My mom made me cut my boyfriend's picture into pieces with a scissor in front of her. And cursed him out. Said he was a low-life scum who will never succeed in life. He was only 15. At this time he was all I had. I was able to cope with this abuse because he was there to comfort me afterwards. I cut myself and took over-the-counter pills and overdosed. I puked but I didn't die. Later I told my mom about this incident. She called me "a bitch" and said I was "f**king crazy". I was only 14.
Then my little brother started taking beatings as well. At times I would yell at my dad and said he was crazy for beating him. He was 6 years younger than I was. I said he was too young. His beatings started in elementary school when he wouldn't listen and acted stubborn. I would yell for him to stop, then I would take my little brother's beating.
I hate to say this, but during junior high and early high school years, when I was getting beaten by Dad, I beat my little brother too. When he would talk back to me, I would beat him. When he didn't listen, I beat him. But eventually I realized at least I shouldn't be doing that to my brother. My dad was enough.

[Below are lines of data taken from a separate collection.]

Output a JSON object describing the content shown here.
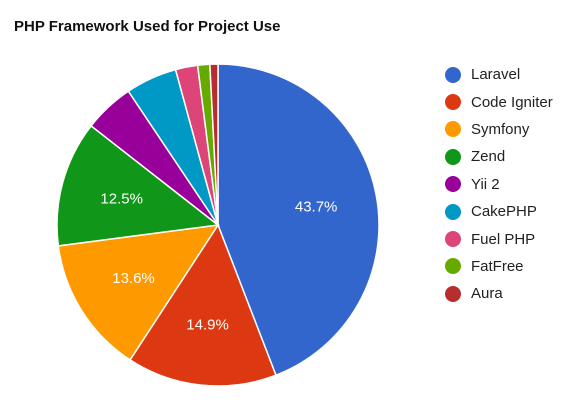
{
  "chart_data": {
    "type": "pie",
    "title": "PHP Framework Used for Project Use",
    "legend_position": "right",
    "slices": [
      {
        "label": "Laravel",
        "value": 43.7,
        "color": "#3366cc",
        "data_label": "43.7%"
      },
      {
        "label": "Code Igniter",
        "value": 14.9,
        "color": "#dc3912",
        "data_label": "14.9%"
      },
      {
        "label": "Symfony",
        "value": 13.6,
        "color": "#ff9900",
        "data_label": "13.6%"
      },
      {
        "label": "Zend",
        "value": 12.5,
        "color": "#109618",
        "data_label": "12.5%"
      },
      {
        "label": "Yii 2",
        "value": 5.0,
        "color": "#990099",
        "data_label": ""
      },
      {
        "label": "CakePHP",
        "value": 5.1,
        "color": "#0099c6",
        "data_label": ""
      },
      {
        "label": "Fuel PHP",
        "value": 2.2,
        "color": "#dd4477",
        "data_label": ""
      },
      {
        "label": "FatFree",
        "value": 1.2,
        "color": "#66aa00",
        "data_label": ""
      },
      {
        "label": "Aura",
        "value": 0.8,
        "color": "#b82e2e",
        "data_label": ""
      }
    ]
  }
}
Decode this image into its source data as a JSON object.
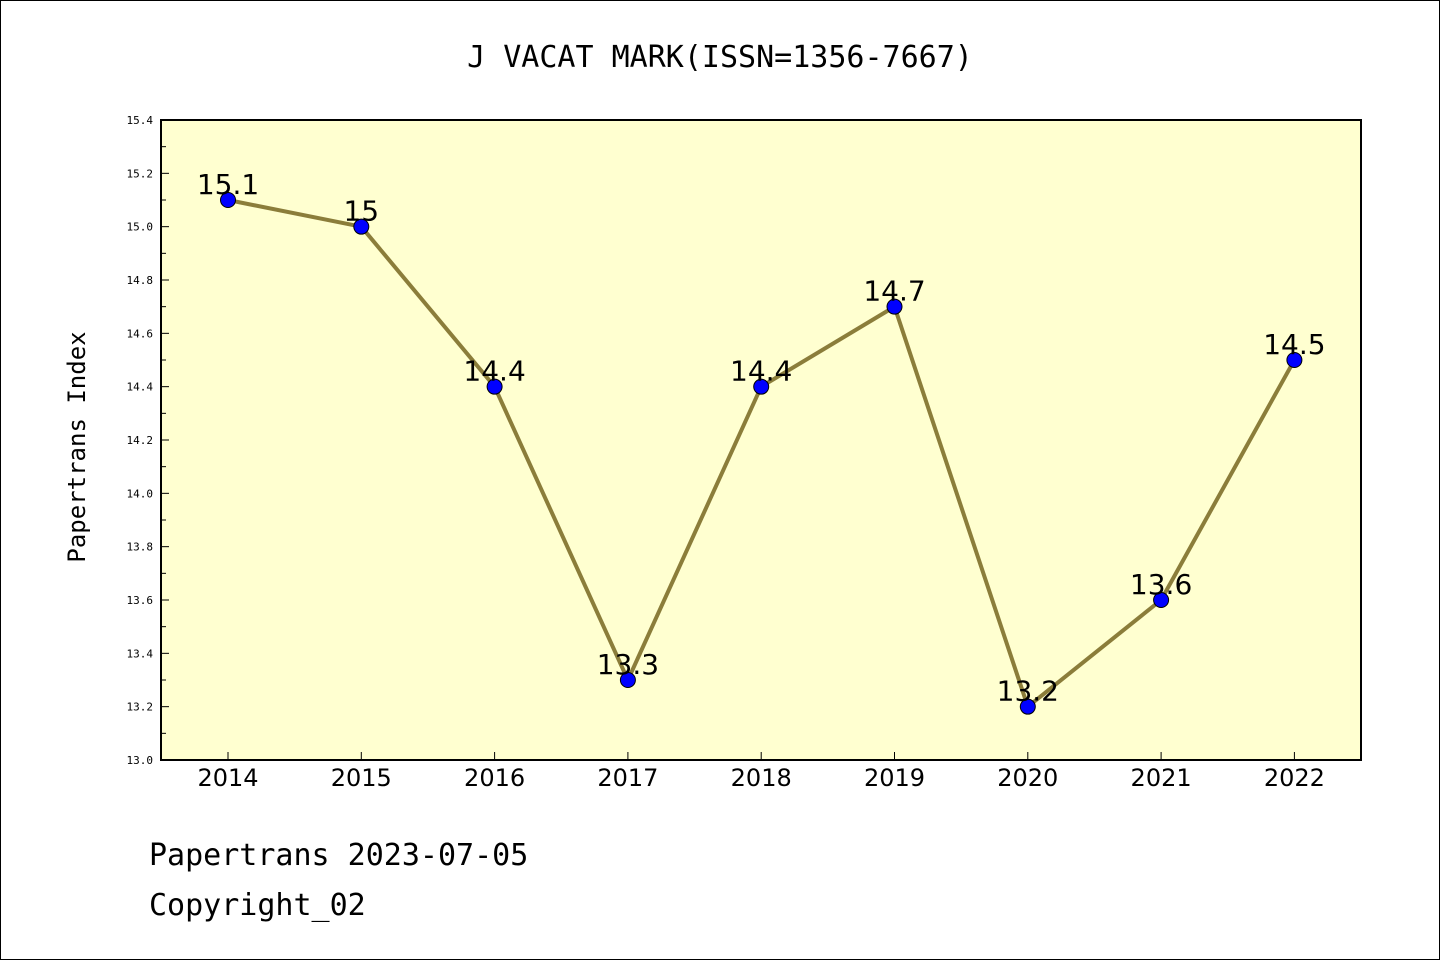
{
  "chart_data": {
    "type": "line",
    "title": "J VACAT MARK(ISSN=1356-7667)",
    "ylabel": "Papertrans Index",
    "xlabel": "",
    "ylim": [
      13.0,
      15.4
    ],
    "yticks": [
      "13.0",
      "13.2",
      "13.4",
      "13.6",
      "13.8",
      "14.0",
      "14.2",
      "14.4",
      "14.6",
      "14.8",
      "15.0",
      "15.2",
      "15.4"
    ],
    "categories": [
      "2014",
      "2015",
      "2016",
      "2017",
      "2018",
      "2019",
      "2020",
      "2021",
      "2022"
    ],
    "series": [
      {
        "values": [
          15.1,
          15.0,
          14.4,
          13.3,
          14.4,
          14.7,
          13.2,
          13.6,
          14.5
        ],
        "labels": [
          "15.1",
          "15",
          "14.4",
          "13.3",
          "14.4",
          "14.7",
          "13.2",
          "13.6",
          "14.5"
        ]
      }
    ],
    "grid": false,
    "colors": {
      "line": "#8b7d3a",
      "marker": "#0000ff",
      "plot_background": "#ffffd0"
    }
  },
  "footer": {
    "line1": "Papertrans 2023-07-05",
    "line2": "Copyright_02"
  }
}
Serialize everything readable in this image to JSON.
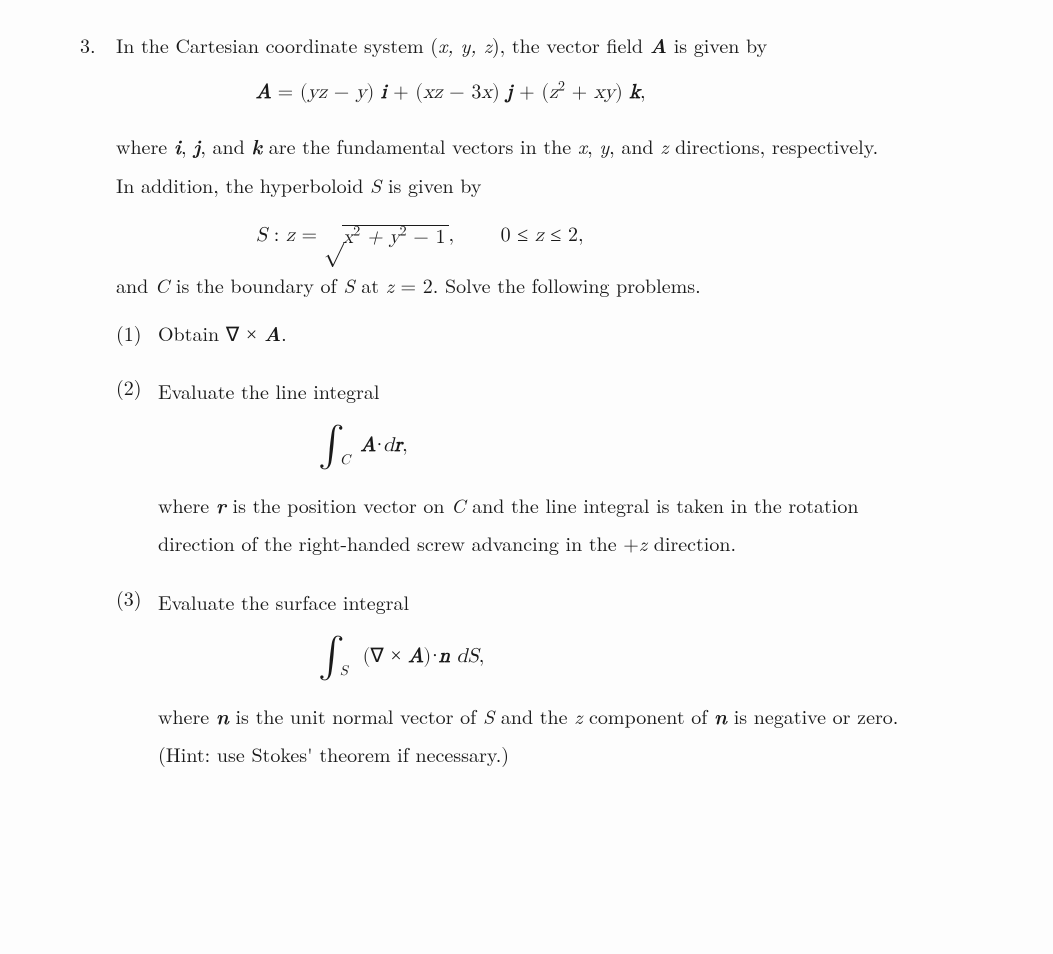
{
  "problem": {
    "number": "3.",
    "intro_pre": "In the Cartesian coordinate system (",
    "coords": "x, y, z",
    "intro_mid": "), the vector field ",
    "A": "A",
    "intro_post": " is given by",
    "eqA_lhs": "A",
    "eqA_eq": " = (",
    "eqA_t1a": "yz",
    "eqA_t1b": " − ",
    "eqA_t1c": "y",
    "eqA_t1d": ") ",
    "eqA_i": "i",
    "eqA_p1": " + (",
    "eqA_t2a": "xz",
    "eqA_t2b": " − 3",
    "eqA_t2c": "x",
    "eqA_t2d": ") ",
    "eqA_j": "j",
    "eqA_p2": " + (",
    "eqA_t3a": "z",
    "eqA_t3b": " + ",
    "eqA_t3c": "xy",
    "eqA_t3d": ") ",
    "eqA_k": "k",
    "eqA_end": ",",
    "sq2": "2",
    "where1_a": "where ",
    "where1_b": ", ",
    "where1_c": ", and ",
    "where1_d": " are the fundamental vectors in the ",
    "where1_x": "x",
    "where1_e": ", ",
    "where1_y": "y",
    "where1_f": ", and ",
    "where1_z": "z",
    "where1_g": " directions, respectively.",
    "addition_a": "In addition, the hyperboloid ",
    "S": "S",
    "addition_b": " is given by",
    "eqS_pre": "S",
    "eqS_col": " :   ",
    "eqS_zvar": "z",
    "eqS_eq": " = ",
    "eqS_rad": "x",
    "eqS_rad2": " + y",
    "eqS_rad3": " − 1",
    "eqS_comma": ",",
    "eqS_range_a": "0 ",
    "eqS_leq1": "≤",
    "eqS_range_b": " z ",
    "eqS_leq2": "≤",
    "eqS_range_c": " 2,",
    "andC_a": "and ",
    "C": "C",
    "andC_b": " is the boundary of ",
    "andC_c": " at ",
    "andC_z": "z",
    "andC_d": " = 2. Solve the following problems.",
    "parts": {
      "p1": {
        "num": "(1)",
        "text_a": "Obtain ",
        "nabla": "∇",
        "times": "×",
        "text_b": ".",
        "A": "A"
      },
      "p2": {
        "num": "(2)",
        "text_a": "Evaluate the line integral",
        "int_sub": "C",
        "A": "A",
        "dr_d": "d",
        "dr_r": "r",
        "comma": ",",
        "where_a": "where ",
        "r": "r",
        "where_b": " is the position vector on ",
        "C": "C",
        "where_c": " and the line integral is taken in the rotation",
        "where_d": "direction of the right-handed screw advancing in the +",
        "where_z": "z",
        "where_e": " direction."
      },
      "p3": {
        "num": "(3)",
        "text_a": "Evaluate the surface integral",
        "int_sub": "S",
        "nabla": "∇",
        "times": "×",
        "A": "A",
        "n": "n",
        "dS_d": "d",
        "dS_S": "S",
        "comma": ",",
        "where_a": "where ",
        "where_b": " is the unit normal vector of ",
        "S": "S",
        "where_c": " and the ",
        "where_z": "z",
        "where_d": " component of ",
        "where_e": " is negative or zero.",
        "hint": "(Hint: use Stokes' theorem if necessary.)"
      }
    }
  },
  "style": {
    "text_color": "#1a1a1a",
    "background": "#fdfdfd",
    "body_fontsize": 20,
    "math_display_fontsize": 20,
    "integral_fontsize": 40
  }
}
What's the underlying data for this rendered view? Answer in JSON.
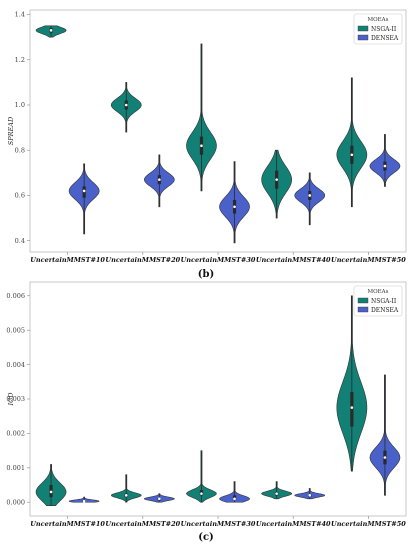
{
  "chart_data": [
    {
      "type": "violin",
      "ylabel": "SPREAD",
      "ylim": [
        0.35,
        1.42
      ],
      "yticks": [
        "0.4",
        "0.6",
        "0.8",
        "1.0",
        "1.2",
        "1.4"
      ],
      "categories": [
        "UncertainMMST#10",
        "UncertainMMST#20",
        "UncertainMMST#30",
        "UncertainMMST#40",
        "UncertainMMST#50"
      ],
      "legend": {
        "title": "MOEAs",
        "position": "top-right"
      },
      "series": [
        {
          "name": "NSGA-II",
          "color": "#128074",
          "median": [
            1.33,
            1.0,
            0.82,
            0.67,
            0.78
          ],
          "q1": [
            1.32,
            0.98,
            0.78,
            0.63,
            0.74
          ],
          "q3": [
            1.34,
            1.02,
            0.86,
            0.71,
            0.82
          ],
          "min": [
            1.3,
            0.88,
            0.62,
            0.5,
            0.55
          ],
          "max": [
            1.35,
            1.1,
            1.27,
            0.8,
            1.12
          ]
        },
        {
          "name": "DENSEA",
          "color": "#4a61c9",
          "median": [
            0.62,
            0.67,
            0.55,
            0.6,
            0.73
          ],
          "q1": [
            0.59,
            0.65,
            0.52,
            0.58,
            0.71
          ],
          "q3": [
            0.64,
            0.69,
            0.58,
            0.62,
            0.75
          ],
          "min": [
            0.43,
            0.55,
            0.39,
            0.47,
            0.64
          ],
          "max": [
            0.74,
            0.78,
            0.75,
            0.7,
            0.87
          ]
        }
      ],
      "caption": "(b)"
    },
    {
      "type": "violin",
      "ylabel": "IGD",
      "ylim": [
        -0.0004,
        0.0064
      ],
      "yticks": [
        "0.000",
        "0.001",
        "0.002",
        "0.003",
        "0.004",
        "0.005",
        "0.006"
      ],
      "categories": [
        "UncertainMMST#10",
        "UncertainMMST#20",
        "UncertainMMST#30",
        "UncertainMMST#40",
        "UncertainMMST#50"
      ],
      "legend": {
        "title": "MOEAs",
        "position": "top-right"
      },
      "series": [
        {
          "name": "NSGA-II",
          "color": "#128074",
          "median": [
            0.0003,
            0.0002,
            0.00025,
            0.00025,
            0.00275
          ],
          "q1": [
            0.00015,
            0.00015,
            0.0002,
            0.0002,
            0.0022
          ],
          "q3": [
            0.0005,
            0.00025,
            0.00035,
            0.0003,
            0.0032
          ],
          "min": [
            -0.0001,
            0.0,
            0.0,
            0.0001,
            0.0009
          ],
          "max": [
            0.0011,
            0.0008,
            0.0015,
            0.0006,
            0.006
          ]
        },
        {
          "name": "DENSEA",
          "color": "#4a61c9",
          "median": [
            3e-05,
            0.0001,
            0.0001,
            0.0002,
            0.0013
          ],
          "q1": [
            1e-05,
            5e-05,
            8e-05,
            0.00015,
            0.0011
          ],
          "q3": [
            6e-05,
            0.00012,
            0.0002,
            0.00022,
            0.0015
          ],
          "min": [
            0.0,
            0.0,
            0.0,
            0.0001,
            0.0002
          ],
          "max": [
            0.00015,
            0.00025,
            0.0006,
            0.0004,
            0.0037
          ]
        }
      ],
      "caption": "(c)"
    }
  ]
}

I hated my dad so much that I wished he'd died. I told my friends if he died I would not go to his funeral. I went far away to college only to be away from him. I realized when I was 19 that I really didn't hate him anymore. That I actually understood what he did. To protect me from not becoming a drug addict or high school dropout. Maybe that's what I have myself believe. He called me a couple months ago crying, drunk off his mind, telling me he was sorry for what he had done in the past and he only cared and loved. That's his excuse. I said I forgive him. My mom tells me ever since I went off to college he cries every time he drinks and tells her he feels sorry for what he had done to me.
However, my brother. I think abuse got to him. He rarely goes to school, tells nothing but lies. He smokes, does drugs. Hangs out with older kids only. I feel like I'm looking at myself but worse. I tried to talk to him but his response was, "I am not like you sis. I am not going to take the beatings quietly like you did. I'm different." He thinks friends are all he has. I threatened that I would not allow him to see his friends and he threatened to kill me if I even tried.
I know that my dad does not beat my brother anymore. My mom said he feels too badly about me that he doesn't beat my brother. However, I know the emotional abuse didn't stop. Last year my brother took an exam to be accepted into a specialized high school for gifted that me and my sister graduated from. He failed. My dad told him he was stupid, worthless and he should go die out in the streets.
My brother told my dad and my mom that it was the physical and emotional abuse that turned him into the delinquent that he is now. And I understand. However, my dad and my mom call my brother unthankful, horrible, crazy bastard for saying such things. Just like my mom called me when I tried to commit suicide.
They just don't understand. And now I think my father decided he will not speak, look, or have anything to do with my brother anymore. He thinks he tried everything and now he will try neglect. My mom is threatening to send him away to military boarding school. My brother tells me he wishes he was never born and wants to die.
I don't know what I am supposed to do about my brother. He is not being abused anymore to my knowledge, but the trauma he carries from childhood will keep causing him to choose the wrong path. I'm afraid it will lead to even illegal activities...or maybe even hurt himself.